Japanese Contemporary Bible

創世記 8:1-22

8

1船の中のノアとすべての生き物を、神は心にかけていました。やがて神が風を吹きつけると、しだいに水は減り始めました。 2地下水も止まり、滝のように降っていた大雨も収まってきたようです。 3-4降り始めてから百五十日目に水は少しずつ引いていき、とうとう船はアララテ山の頂に止まりました。 5日に日に水位は下がり、三か月後にはほかの山々も姿を現し始めました。

6水が引き始めてから四十日目、ノアは天窓を開いて、 7からすを放しました。からすは、地面が乾くまであちこちを飛び回っていました。 8しばらくしてノアは、今度は鳩を放し、乾いた土地を捜させました。 9けれども鳩は下り立つ所が見つからず、ノアのもとへ帰って来ました。水がまだ全地を覆っていたからです。ノアは腕を伸ばし、鳩を船の中に入れました。
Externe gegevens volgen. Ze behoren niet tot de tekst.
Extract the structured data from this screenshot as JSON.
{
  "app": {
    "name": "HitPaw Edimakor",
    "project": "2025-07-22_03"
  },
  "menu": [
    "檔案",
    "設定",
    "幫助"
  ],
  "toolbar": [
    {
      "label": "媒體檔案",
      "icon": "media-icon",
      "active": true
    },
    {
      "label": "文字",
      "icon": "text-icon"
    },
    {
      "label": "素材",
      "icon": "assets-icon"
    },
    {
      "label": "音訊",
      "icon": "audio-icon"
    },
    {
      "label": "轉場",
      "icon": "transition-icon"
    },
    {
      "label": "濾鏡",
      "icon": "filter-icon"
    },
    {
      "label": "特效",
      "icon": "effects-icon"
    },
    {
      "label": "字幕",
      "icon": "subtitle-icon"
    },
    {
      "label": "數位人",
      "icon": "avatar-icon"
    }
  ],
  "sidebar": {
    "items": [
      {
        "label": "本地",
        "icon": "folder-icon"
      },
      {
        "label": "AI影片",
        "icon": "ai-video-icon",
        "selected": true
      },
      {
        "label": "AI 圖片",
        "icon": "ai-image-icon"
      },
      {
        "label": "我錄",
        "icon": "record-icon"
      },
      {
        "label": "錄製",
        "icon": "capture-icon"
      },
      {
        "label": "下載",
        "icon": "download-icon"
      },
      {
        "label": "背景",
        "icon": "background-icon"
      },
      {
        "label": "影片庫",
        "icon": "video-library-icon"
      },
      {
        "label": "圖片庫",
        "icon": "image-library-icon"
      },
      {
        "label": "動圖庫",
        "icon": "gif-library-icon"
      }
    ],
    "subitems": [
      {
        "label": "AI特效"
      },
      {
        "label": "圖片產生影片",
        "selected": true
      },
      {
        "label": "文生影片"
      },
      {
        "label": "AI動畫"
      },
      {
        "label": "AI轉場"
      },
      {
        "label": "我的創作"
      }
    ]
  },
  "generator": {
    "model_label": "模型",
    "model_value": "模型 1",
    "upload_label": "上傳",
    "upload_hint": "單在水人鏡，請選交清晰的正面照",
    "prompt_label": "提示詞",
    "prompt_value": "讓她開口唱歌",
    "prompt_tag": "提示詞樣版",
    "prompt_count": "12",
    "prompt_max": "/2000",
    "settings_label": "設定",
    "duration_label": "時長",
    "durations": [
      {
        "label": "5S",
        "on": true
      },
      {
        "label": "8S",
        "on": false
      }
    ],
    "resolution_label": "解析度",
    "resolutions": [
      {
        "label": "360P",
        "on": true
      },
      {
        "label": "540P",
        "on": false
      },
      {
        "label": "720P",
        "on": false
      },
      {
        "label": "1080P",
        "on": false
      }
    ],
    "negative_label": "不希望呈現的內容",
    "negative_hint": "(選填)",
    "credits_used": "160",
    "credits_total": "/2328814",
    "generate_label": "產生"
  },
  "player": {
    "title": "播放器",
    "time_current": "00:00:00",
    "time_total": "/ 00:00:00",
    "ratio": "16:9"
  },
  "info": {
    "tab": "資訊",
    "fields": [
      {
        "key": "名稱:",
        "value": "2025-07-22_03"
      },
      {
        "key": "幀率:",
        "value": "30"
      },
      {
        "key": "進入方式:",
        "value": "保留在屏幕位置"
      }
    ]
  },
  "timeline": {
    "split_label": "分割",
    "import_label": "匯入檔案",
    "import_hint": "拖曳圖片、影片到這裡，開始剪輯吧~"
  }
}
10それから七日後、ノアはまた鳩を飛ばしてみました。 11夕方ごろ戻った鳩を見ると、オリーブの若葉をくわえています。それで、水がかなり引いたことがわかりました。 12さらに一週間後にもう一度放してみると、鳩はそれきり戻りませんでした。

13そのあと、さらに三十日ほどたちました。ノアが船の屋根を取って外を見渡してみると、もう水は引いています。 14しんぼう強く、さらに八週間待つうちに、とうとう地面はすっかり乾きました。 15-16神はノアに言いました。「さあ、家族といっしょに外に出なさい。 17動物も鳥も地をはうものもみな出してやりなさい。それぞれ繁殖して、どんどん増えるようにするのだ。」 18-19それを待っていたように、ノアと妻と息子夫婦、それに動物たちはみな、その種類ごとに船から出ました。

20ノアはそこに主への祭壇を築き、神から指定された動物や鳥をささげ物としてささげました。 21神はそれを喜び、こう心に誓われました。「もう二度とこのようなことはしない。人間は子どもの時から悪い性質を持っていて、悪い考えを抱くものだ。わたしはもう、大地をのろって生き物を滅ぼすようなことは絶対にしない。 22大地がある限り、春の種まきと秋の収穫、暑さと寒さ、冬と夏、昼と夜とが、年ごとにくり返されるだろう。」